COPD is an important comorbidity for lung cancer patients. Therefore, several studies have investigated the relationship between COPD and the prognosis of lung cancer patients. In patients with inoperable NSCLC, FEV1 < 60% predicted or diffusing lung capacity < 60% predicted were both associated with a worse prognosis [11, 21]. FEV1 itself is a predictor of mortality, not only in COPD patients but also in the general population [14, 22]. For patients with operable lung cancer, preoperative spirometry is essential, whereas spirometry may not be necessary for patients with inoperable lung cancer, particularly if they do not complain of respiratory symptoms, in which case clinicians are likely to focus only on lung cancer. Since physical activity usually decreases with age, patients with mild to moderate COPD, usually defined as FEV1 ≥ 50% predicted, do not experience or overlook their respiratory symptoms in many cases. In this study, 86% of patients with advanced NSCLC were diagnosed with COPD for the first time. Unfortunately, out of 190 patients with newly diagnosed COPD, only 94 (49%) were treated for their COPD. These results indicate that the identification of COPD through spirometry and active treatment for COPD are essential before treatment of their cancer.

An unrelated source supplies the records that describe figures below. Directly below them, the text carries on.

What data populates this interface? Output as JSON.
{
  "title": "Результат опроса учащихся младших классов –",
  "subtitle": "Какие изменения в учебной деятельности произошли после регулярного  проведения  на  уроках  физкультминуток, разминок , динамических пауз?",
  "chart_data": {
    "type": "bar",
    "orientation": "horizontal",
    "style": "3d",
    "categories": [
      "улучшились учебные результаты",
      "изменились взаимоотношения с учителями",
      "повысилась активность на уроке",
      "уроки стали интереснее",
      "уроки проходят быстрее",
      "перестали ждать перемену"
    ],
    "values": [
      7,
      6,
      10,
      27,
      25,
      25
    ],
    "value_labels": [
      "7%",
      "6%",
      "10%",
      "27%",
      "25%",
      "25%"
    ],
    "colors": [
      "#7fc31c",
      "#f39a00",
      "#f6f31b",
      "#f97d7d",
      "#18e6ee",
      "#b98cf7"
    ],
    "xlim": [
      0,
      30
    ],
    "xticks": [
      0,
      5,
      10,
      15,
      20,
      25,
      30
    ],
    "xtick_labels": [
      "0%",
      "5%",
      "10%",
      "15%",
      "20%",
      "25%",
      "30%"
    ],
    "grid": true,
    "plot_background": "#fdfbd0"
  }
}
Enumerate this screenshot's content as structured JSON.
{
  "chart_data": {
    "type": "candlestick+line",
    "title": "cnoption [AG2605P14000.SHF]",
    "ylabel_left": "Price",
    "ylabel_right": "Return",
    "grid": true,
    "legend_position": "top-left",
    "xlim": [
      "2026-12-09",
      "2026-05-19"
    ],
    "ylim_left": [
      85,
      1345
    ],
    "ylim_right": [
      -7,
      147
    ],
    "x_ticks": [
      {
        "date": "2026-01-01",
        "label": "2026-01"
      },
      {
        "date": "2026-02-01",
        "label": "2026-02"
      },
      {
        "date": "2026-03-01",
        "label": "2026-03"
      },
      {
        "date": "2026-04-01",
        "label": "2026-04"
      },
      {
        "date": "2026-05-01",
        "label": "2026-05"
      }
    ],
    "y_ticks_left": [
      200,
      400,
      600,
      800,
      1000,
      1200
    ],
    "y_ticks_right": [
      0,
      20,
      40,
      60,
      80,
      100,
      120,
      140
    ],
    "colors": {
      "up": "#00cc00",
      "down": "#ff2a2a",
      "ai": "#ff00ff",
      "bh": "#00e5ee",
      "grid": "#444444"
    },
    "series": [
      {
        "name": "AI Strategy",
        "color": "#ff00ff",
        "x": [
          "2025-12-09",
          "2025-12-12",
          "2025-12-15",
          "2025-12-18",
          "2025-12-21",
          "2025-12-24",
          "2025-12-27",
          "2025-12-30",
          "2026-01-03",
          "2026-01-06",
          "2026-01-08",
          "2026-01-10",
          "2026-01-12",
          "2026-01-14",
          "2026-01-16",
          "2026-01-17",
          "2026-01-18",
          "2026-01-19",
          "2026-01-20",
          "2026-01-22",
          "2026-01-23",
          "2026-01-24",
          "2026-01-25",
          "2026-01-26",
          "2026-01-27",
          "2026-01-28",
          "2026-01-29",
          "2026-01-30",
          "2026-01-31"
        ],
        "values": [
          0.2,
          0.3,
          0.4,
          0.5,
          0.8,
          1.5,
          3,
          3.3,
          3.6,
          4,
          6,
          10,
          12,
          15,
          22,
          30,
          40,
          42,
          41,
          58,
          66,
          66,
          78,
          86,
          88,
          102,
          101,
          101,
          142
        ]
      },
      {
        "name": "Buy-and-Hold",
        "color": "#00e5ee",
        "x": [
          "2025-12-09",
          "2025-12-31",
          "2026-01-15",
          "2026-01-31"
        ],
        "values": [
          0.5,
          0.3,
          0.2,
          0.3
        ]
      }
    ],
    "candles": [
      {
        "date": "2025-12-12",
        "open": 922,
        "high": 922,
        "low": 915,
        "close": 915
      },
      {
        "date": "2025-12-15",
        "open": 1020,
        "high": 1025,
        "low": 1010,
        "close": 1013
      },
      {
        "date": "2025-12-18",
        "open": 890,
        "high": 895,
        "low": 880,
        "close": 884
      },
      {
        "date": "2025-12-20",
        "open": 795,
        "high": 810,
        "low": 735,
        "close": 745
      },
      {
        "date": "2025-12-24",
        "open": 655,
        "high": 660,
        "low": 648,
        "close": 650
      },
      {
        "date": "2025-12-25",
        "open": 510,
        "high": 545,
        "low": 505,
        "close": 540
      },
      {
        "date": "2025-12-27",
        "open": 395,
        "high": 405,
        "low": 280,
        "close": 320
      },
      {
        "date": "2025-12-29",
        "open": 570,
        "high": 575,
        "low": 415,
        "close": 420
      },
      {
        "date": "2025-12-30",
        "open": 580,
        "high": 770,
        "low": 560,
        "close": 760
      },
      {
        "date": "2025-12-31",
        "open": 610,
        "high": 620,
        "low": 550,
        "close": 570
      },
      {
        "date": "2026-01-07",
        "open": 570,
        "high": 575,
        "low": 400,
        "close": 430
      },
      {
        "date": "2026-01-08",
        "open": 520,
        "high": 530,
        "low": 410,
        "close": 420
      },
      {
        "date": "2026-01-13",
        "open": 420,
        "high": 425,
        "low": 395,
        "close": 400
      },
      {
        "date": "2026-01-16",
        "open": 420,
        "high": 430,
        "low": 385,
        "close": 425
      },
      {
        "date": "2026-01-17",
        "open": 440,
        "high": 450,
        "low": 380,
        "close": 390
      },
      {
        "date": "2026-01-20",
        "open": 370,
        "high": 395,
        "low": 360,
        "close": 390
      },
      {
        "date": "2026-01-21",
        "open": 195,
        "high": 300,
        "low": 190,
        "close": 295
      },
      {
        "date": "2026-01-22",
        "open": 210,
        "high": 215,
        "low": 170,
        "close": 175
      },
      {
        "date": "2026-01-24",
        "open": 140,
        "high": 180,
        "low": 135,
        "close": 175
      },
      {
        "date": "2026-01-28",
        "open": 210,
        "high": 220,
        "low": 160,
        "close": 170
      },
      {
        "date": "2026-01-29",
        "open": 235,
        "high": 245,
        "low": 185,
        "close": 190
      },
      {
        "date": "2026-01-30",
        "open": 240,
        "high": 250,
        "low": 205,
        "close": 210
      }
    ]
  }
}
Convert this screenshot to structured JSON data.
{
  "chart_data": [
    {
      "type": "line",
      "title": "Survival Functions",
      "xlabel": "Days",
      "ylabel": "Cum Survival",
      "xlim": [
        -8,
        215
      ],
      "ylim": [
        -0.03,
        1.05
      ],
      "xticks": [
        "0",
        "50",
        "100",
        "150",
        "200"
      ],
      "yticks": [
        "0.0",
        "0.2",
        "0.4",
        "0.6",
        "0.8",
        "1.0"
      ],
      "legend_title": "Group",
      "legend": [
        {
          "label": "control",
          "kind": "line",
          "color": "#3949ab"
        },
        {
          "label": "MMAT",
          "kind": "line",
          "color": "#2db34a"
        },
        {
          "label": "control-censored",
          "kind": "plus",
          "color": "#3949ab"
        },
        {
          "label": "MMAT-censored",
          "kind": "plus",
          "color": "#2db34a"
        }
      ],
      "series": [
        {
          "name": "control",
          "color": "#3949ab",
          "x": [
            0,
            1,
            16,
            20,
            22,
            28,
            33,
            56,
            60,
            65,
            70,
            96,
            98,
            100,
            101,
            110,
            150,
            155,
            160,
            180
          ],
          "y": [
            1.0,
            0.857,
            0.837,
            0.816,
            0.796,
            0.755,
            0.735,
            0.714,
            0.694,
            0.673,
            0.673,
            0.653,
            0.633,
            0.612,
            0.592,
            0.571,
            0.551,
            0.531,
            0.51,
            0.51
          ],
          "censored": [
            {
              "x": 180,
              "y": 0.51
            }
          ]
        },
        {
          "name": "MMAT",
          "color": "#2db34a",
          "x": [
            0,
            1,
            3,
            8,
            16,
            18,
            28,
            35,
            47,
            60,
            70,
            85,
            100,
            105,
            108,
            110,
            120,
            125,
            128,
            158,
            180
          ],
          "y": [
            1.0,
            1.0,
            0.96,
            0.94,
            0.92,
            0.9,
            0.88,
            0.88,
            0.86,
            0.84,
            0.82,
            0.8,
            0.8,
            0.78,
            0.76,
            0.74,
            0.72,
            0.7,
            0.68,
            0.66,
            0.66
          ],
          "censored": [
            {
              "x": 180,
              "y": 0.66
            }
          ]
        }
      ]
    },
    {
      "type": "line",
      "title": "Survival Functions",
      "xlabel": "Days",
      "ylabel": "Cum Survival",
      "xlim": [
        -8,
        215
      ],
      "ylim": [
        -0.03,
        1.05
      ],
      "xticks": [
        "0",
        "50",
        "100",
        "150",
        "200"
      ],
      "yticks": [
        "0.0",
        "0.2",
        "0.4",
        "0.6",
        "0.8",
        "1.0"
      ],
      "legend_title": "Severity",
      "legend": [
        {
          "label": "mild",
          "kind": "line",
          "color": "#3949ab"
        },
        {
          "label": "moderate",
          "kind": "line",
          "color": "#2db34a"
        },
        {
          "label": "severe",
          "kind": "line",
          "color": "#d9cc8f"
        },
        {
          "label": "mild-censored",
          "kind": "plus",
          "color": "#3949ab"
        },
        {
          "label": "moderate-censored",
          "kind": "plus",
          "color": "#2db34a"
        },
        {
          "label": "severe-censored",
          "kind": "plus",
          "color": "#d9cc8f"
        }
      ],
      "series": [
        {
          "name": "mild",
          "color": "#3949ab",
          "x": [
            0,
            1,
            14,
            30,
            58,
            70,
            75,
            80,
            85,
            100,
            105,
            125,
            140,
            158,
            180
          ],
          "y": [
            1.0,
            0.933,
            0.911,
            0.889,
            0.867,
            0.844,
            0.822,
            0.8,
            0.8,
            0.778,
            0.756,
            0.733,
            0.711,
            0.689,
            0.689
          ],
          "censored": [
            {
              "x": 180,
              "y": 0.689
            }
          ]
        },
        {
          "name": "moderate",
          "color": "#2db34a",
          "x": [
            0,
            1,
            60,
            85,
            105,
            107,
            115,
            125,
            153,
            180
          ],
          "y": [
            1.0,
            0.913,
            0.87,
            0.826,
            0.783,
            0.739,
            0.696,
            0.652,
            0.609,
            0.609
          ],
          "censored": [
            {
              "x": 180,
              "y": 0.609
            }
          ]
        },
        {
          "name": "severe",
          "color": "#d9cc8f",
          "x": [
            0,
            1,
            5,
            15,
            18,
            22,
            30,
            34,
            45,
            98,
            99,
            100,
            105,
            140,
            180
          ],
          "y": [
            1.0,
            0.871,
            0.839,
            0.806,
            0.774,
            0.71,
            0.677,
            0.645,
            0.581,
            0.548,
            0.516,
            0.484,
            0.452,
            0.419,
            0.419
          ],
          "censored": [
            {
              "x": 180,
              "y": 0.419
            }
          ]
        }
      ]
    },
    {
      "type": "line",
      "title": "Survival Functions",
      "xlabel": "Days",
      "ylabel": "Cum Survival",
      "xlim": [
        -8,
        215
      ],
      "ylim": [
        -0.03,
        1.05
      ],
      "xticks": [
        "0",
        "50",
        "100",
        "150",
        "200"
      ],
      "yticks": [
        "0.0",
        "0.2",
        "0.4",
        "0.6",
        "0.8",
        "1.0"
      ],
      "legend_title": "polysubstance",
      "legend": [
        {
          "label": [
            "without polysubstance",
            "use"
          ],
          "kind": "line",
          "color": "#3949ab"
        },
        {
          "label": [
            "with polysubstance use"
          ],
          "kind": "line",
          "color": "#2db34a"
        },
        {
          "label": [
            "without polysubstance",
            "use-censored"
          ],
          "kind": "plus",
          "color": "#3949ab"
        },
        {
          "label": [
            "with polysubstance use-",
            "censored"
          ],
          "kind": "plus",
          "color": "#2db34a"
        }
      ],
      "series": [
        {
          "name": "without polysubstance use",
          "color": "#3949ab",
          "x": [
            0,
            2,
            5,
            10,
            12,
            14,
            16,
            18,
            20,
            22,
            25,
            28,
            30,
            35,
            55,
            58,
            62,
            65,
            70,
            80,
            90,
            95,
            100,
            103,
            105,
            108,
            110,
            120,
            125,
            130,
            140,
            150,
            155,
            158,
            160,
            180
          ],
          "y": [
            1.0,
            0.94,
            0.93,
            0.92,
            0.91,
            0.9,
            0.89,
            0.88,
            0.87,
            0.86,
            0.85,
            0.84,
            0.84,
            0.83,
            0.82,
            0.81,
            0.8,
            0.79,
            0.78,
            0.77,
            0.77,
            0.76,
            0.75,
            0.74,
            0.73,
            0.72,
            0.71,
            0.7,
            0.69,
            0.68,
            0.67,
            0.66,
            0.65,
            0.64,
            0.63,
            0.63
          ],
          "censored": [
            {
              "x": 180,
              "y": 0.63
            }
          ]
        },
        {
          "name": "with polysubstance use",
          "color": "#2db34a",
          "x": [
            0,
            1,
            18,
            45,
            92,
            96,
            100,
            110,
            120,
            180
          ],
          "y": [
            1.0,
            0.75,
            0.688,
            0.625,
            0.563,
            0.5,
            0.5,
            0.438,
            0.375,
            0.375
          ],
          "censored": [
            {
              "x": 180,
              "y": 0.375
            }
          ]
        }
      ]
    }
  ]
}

In COPD patients, inhaled therapy, including LAMA, LABA, ICS, and combination therapy, have shown improvements in lung function, quality of life, and exacerbations [18, 23–25]. However, the Global Initiative for Chronic Obstructive Lung Disease (GOLD) noted a lack of convincing evidence for a survival benefit with inhaled therapy in COPD. Recent large randomized trials showed a survival benefit of ICS-containing combination therapy over dual bronchodilator therapy with LAMA-LABA [18, 19]. Interestingly, according to a nationwide study of COPD patients in Korea, ICS users appear to have a lower risk of lung cancer compared with nonusers . It is hypothesized that ICS, which reduces the risk of acute exacerbations through anti-inflammatory action in COPD patients, reduces the risk of lung cancer, a type of chronic inflammation. In this study, ICS was shown to prolong the survival of patients with advanced NSCLC. It is possible that the anti-inflammatory action of ICS inhibits cancer progression. There is also a report that ICS lowered the risk of coronary heart disease in COPD patients . Therefore, the use of ICS may have had an effect on cardiovascular mortality in our study subjects. Since detailed information on the cause of death was not available for many of our subjects, it was not possible to evaluate whether inhaled therapy was associated with cancer progression or other fatal complications, such as exacerbation of COPD, pneumonia, and cardiovascular events. Inhaled therapy may have also influenced their performance status, which is a major factor in determining whether to treat lung cancer, and is itself an important prognostic factor in lung cancer patients .
In COPD patients, ICS increases the risk of pneumonia [29–31]. Pneumonia is one of the most life-threatening complications of lung cancer patients. However, previous studies have demonstrated consistent results that the use of ICS does not increase pneumonia-related mortality in COPD patients, and instead it is associated with decreased mortality in hospitalized pneumonia patients [17, 32]. This might suggest a double effect of ICS, an immunosuppressive effect and an anti-inflammatory effect. ICS, which achieves locally high concentrations in the lung, up-regulates the production of anti-inflammatory proteins and inhibits the transcription of proinflammatory cytokines and chemokines . In a previous study of patients receiving cisplatin-containing chemotherapy, inhaled fluticasone reduced the incidence of delayed pulmonary toxicity . Because there are also reports that different kinds of ICS have different impacts on the incidence of pneumonia, we need to make careful choices about ICS type and dose [30, 35].
The present study has several limitations. First, it was a single-center study and not all patients with newly diagnosed advanced NSCLC had performed spirometry, so there may have been selection bias. Second, it was not possible to investigate their performance status. Performance status is an important prognostic factor and may affect treatment decision-making [36–38]. Nevertheless, BMI and undergoing cytotoxic chemotherapy might indirectly reflect their performance status, and these factors were adjusted for the analysis. Third, it is not clear why the no treatment group did not receive COPD treatment. As this study was a retrospective study, the respiratory symptoms of the study subjects were not evaluated. Nevertheless, the fact that the no treatment group had better lung function than the COPD treatment group strongly suggests the possibility of not receiving COPD treatment due to no respiratory symptoms. Even if a doctor tried to prescribe an inhalation drug, it is likely that a patient with no symptoms refused it. Fourth, although COPD is characterized by not fully reversible airflow obstruction, we were unable to evaluate whether lung function or dyspnea improved after treatment in the COPD treatment group.